Optional: Inter-Coder Reliability Check

If possible, have a peer code the same 10-20 items independently:

Compare your coding - How often did you agree?
Discuss disagreements - Why did you code differently?
Update your definitions - Make them clearer if needed

Measure: Calculate % agreement or Cohen’s Kappa (your instructor will guide this)

Activity 4: Finalize & Iterate (Week 7)

Based on your pilot testing:

Clarify definitions - Rewrite anything that was confusing
Add more examples - Include edge cases you found
Update allowed values - Add any new categories you discovered
Document assumptions - What did you decide to do and why?

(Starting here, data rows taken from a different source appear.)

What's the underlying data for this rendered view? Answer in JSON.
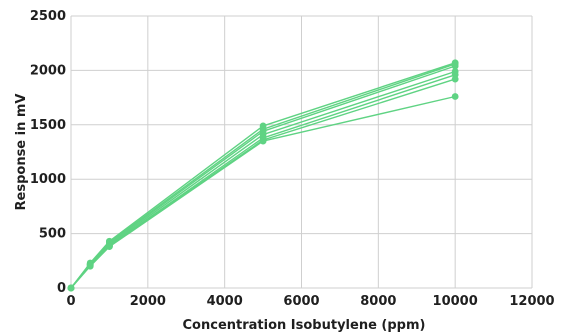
{
  "colors": {
    "series": "#5fd383",
    "grid": "#cfcfcf",
    "text": "#1f1f1f",
    "background": "#ffffff"
  },
  "chart_data": {
    "type": "line",
    "title": "",
    "xlabel": "Concentration Isobutylene (ppm)",
    "ylabel": "Response in mV",
    "xlim": [
      0,
      12000
    ],
    "ylim": [
      0,
      2500
    ],
    "xticks": [
      0,
      2000,
      4000,
      6000,
      8000,
      10000,
      12000
    ],
    "yticks": [
      0,
      500,
      1000,
      1500,
      2000,
      2500
    ],
    "xtick_labels": [
      "0",
      "2000",
      "4000",
      "6000",
      "8000",
      "10000",
      "12000"
    ],
    "ytick_labels": [
      "0",
      "500",
      "1000",
      "1500",
      "2000",
      "2500"
    ],
    "grid": true,
    "legend": "none",
    "x": [
      0,
      500,
      1000,
      5000,
      10000
    ],
    "series": [
      {
        "values": [
          0,
          230,
          430,
          1490,
          2070
        ]
      },
      {
        "values": [
          0,
          225,
          420,
          1460,
          2060
        ]
      },
      {
        "values": [
          0,
          220,
          410,
          1440,
          2040
        ]
      },
      {
        "values": [
          0,
          215,
          400,
          1410,
          1990
        ]
      },
      {
        "values": [
          0,
          210,
          390,
          1380,
          1960
        ]
      },
      {
        "values": [
          0,
          205,
          385,
          1360,
          1920
        ]
      },
      {
        "values": [
          0,
          200,
          380,
          1350,
          1760
        ]
      }
    ]
  }
}
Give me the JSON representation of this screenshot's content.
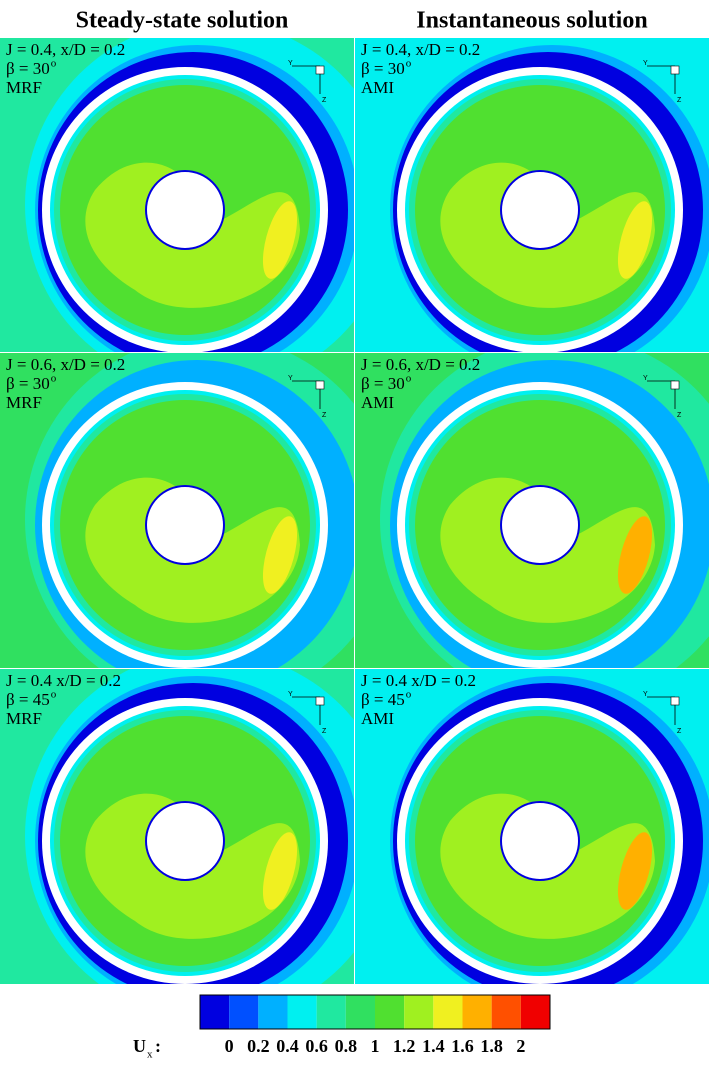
{
  "headers": [
    "Steady-state solution",
    "Instantaneous solution"
  ],
  "panels": [
    {
      "line1": "J = 0.4, x/D = 0.2",
      "beta": "β = 30",
      "beta_sup": "o",
      "method": "MRF"
    },
    {
      "line1": "J = 0.4, x/D = 0.2",
      "beta": "β = 30",
      "beta_sup": "o",
      "method": "AMI"
    },
    {
      "line1": "J = 0.6, x/D = 0.2",
      "beta": "β = 30",
      "beta_sup": "o",
      "method": "MRF"
    },
    {
      "line1": "J = 0.6, x/D = 0.2",
      "beta": "β = 30",
      "beta_sup": "o",
      "method": "AMI"
    },
    {
      "line1": "J = 0.4 x/D = 0.2",
      "beta": "β = 45",
      "beta_sup": "o",
      "method": "MRF"
    },
    {
      "line1": "J = 0.4 x/D = 0.2",
      "beta": "β = 45",
      "beta_sup": "o",
      "method": "AMI"
    }
  ],
  "axis_triad": [
    "Y",
    "Z"
  ],
  "colorbar": {
    "label": "U",
    "label_sub": "x",
    "label_suffix": ":",
    "ticks": [
      "0",
      "0.2",
      "0.4",
      "0.6",
      "0.8",
      "1",
      "1.2",
      "1.4",
      "1.6",
      "1.8",
      "2"
    ],
    "colors": [
      "#0000e0",
      "#0050ff",
      "#00b0ff",
      "#00f0f0",
      "#20e8a0",
      "#30e060",
      "#50e030",
      "#a0f020",
      "#f0f020",
      "#ffb000",
      "#ff5000",
      "#f00000"
    ]
  }
}
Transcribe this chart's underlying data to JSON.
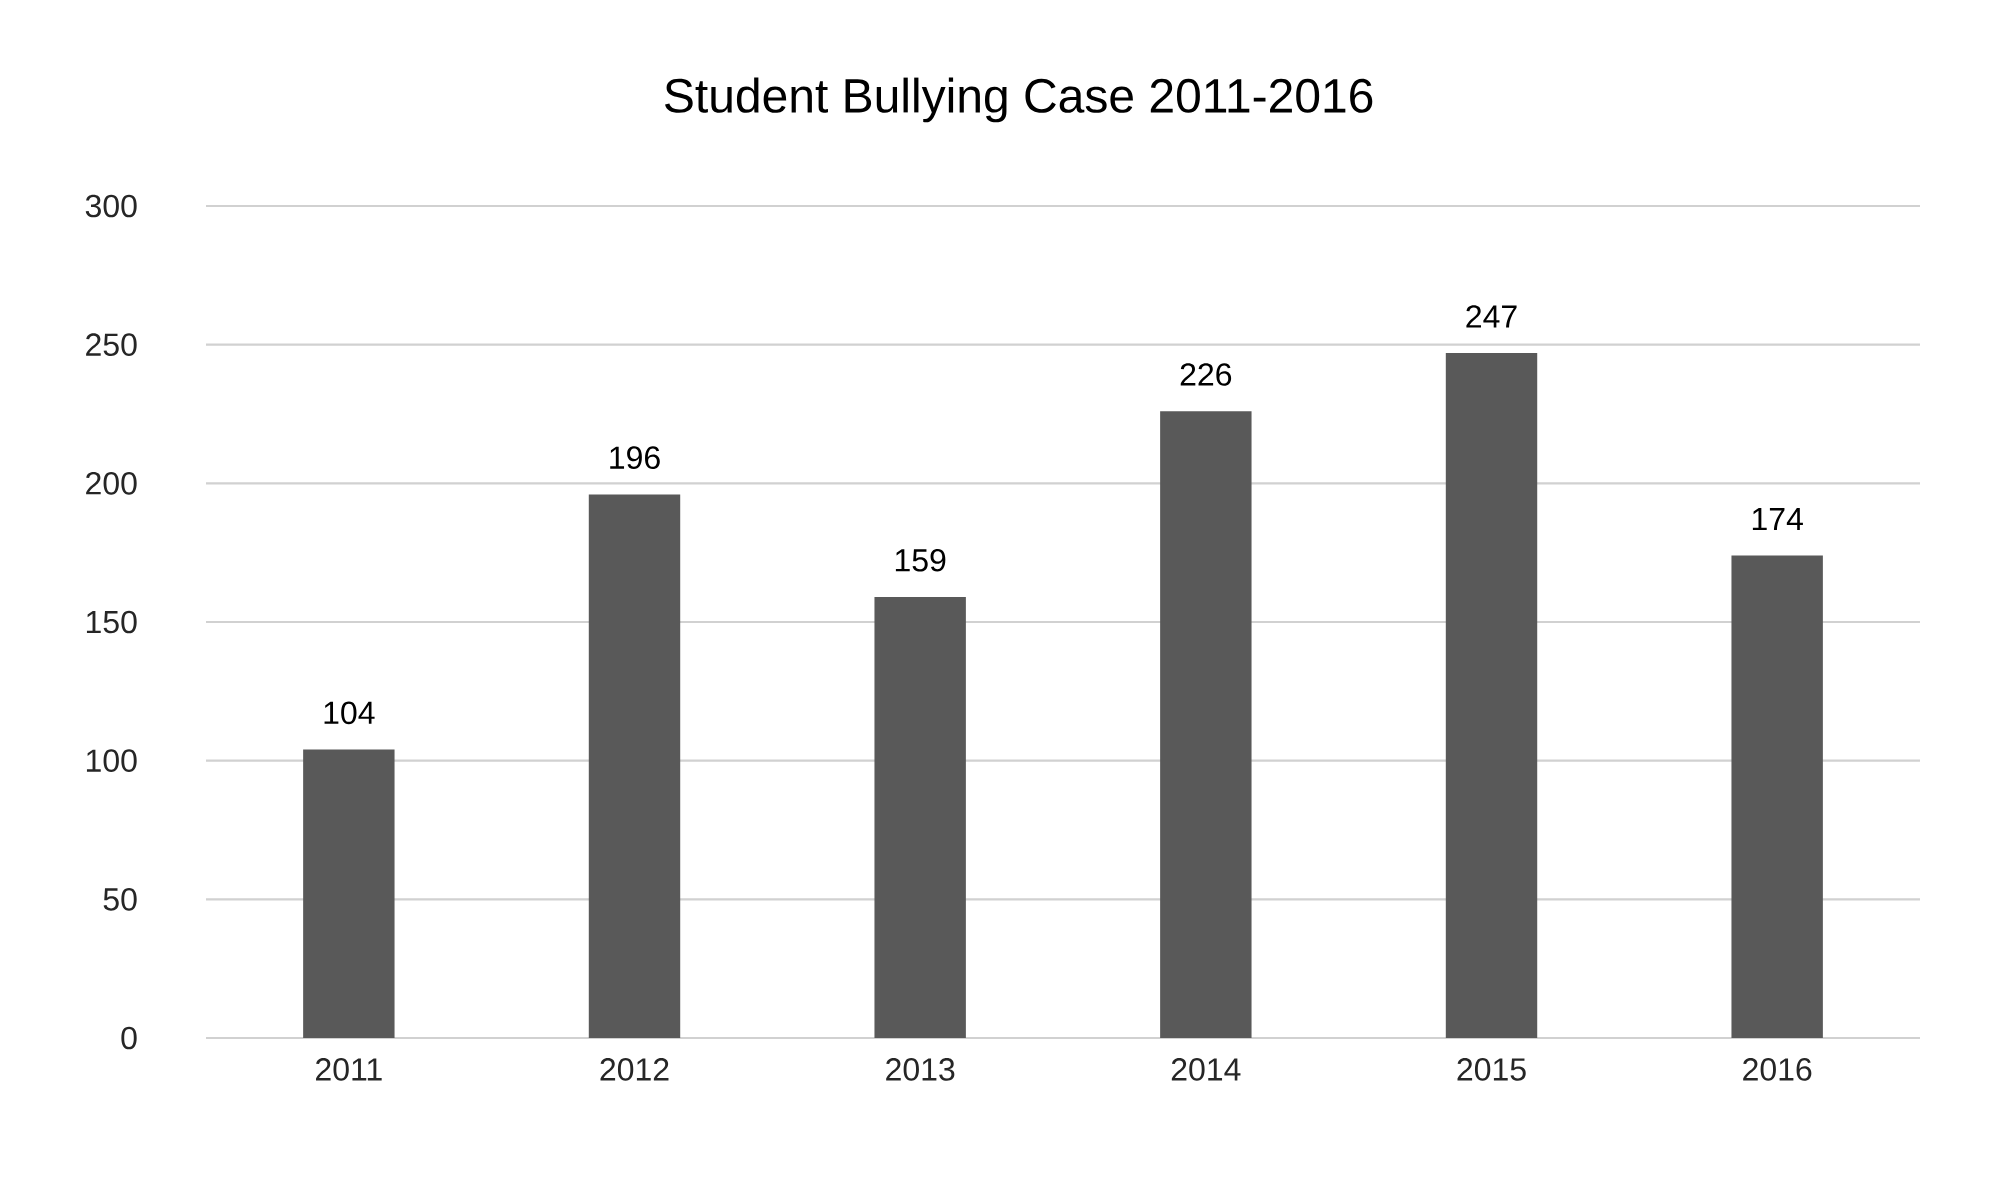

Submit: 03_Project/02_Codebook/Data_Dictionary_v2_Final.md + Pilot Summary

Key Concepts

Variable Types

Numeric - Numbers you can do math with (age, score, count)
Categorical - Limited set of categories (gender, region, type)
Text/String - Free-form text (name, comment, description)
Date - Time-based (2024-01-15)
Boolean - True/False or Yes/No

Measurement Scales

Nominal - Categories with no order (blue, red, green)
Ordinal - Ranked categories (low, medium, high)
Interval - Numbers with equal spacing (temperature in°C)
Ratio - Numbers with true zero (height, weight, age)

Resources for Phase 3

📋 Data Dictionary Template

5 min

Ready-to-use template in your vault. Copy and customize for your project.

View Template

📚 Codebook Best Practices

Beginner

Tips for writing clear variable definitions that others can follow.

[Content to be added]

🔍 Inter-Coder Reliability Guide

Intermediate

How to test agreement between multiple coders and calculate kappa statistics.

[Content to be added]

What Success Looks Like

By the end of Phase 3, you should have:

✅ Complete Data Dictionary - All variables defined with types, values, examples
✅ Pilot Testing Results - Coded 10-20 sample items
✅ Decisions Log - Edge cases documented and resolved
✅ Updated Dictionary v2 - Refined based on pilot feedback
✅ Week 5-7 Journal Entries - Reflections on your coding process
✅ Ready for Phase 4 - Your definitions are clear and tested

Milestone Timeline

Week	Activity	Deliverable
Week 5	Start data dictionary	Draft with variable list
Week 6	Pilot code 10-20 items	Decisions log + coded samples
Week 7	Refine & finalize	Data Dictionary v2 + summary

Example: Simple Data Dictionary

Project: Analyzing tweet sentiment about climate change

Variable	Definition	Type	Values	Example
`tweet_id`	Unique identifier	Text	Any string	“1234567890”
`date_posted`	When tweet was published	Date	YYYY-MM-DD	“2024-01-15”
`text`	Full text of tweet	Text	Free-form ≤280 chars	“Climate action is…”
`sentiment`	Overall emotional tone	Categorical	positive, neutral, negative	“positive”
`has_action_call`	Does tweet ask readers to do something?	Boolean	yes, no	“yes”
`reach`	Number of impressions	Numeric	0-9,999,999	1250

Next Phase

Once you complete Phase 3:

→ Phase IV: The Analyst - Analyze your data using R

Common Questions

Q: What if I don’t know all variables yet?
A: Start with what you know. You can add more in Phase 4.

Q: How detailed should my definitions be?
A: Detailed enough that someone else could code the same way.

Q: What’s a “good” inter-coder agreement score?
A: 80%+ agreement is typical; 90%+ is excellent.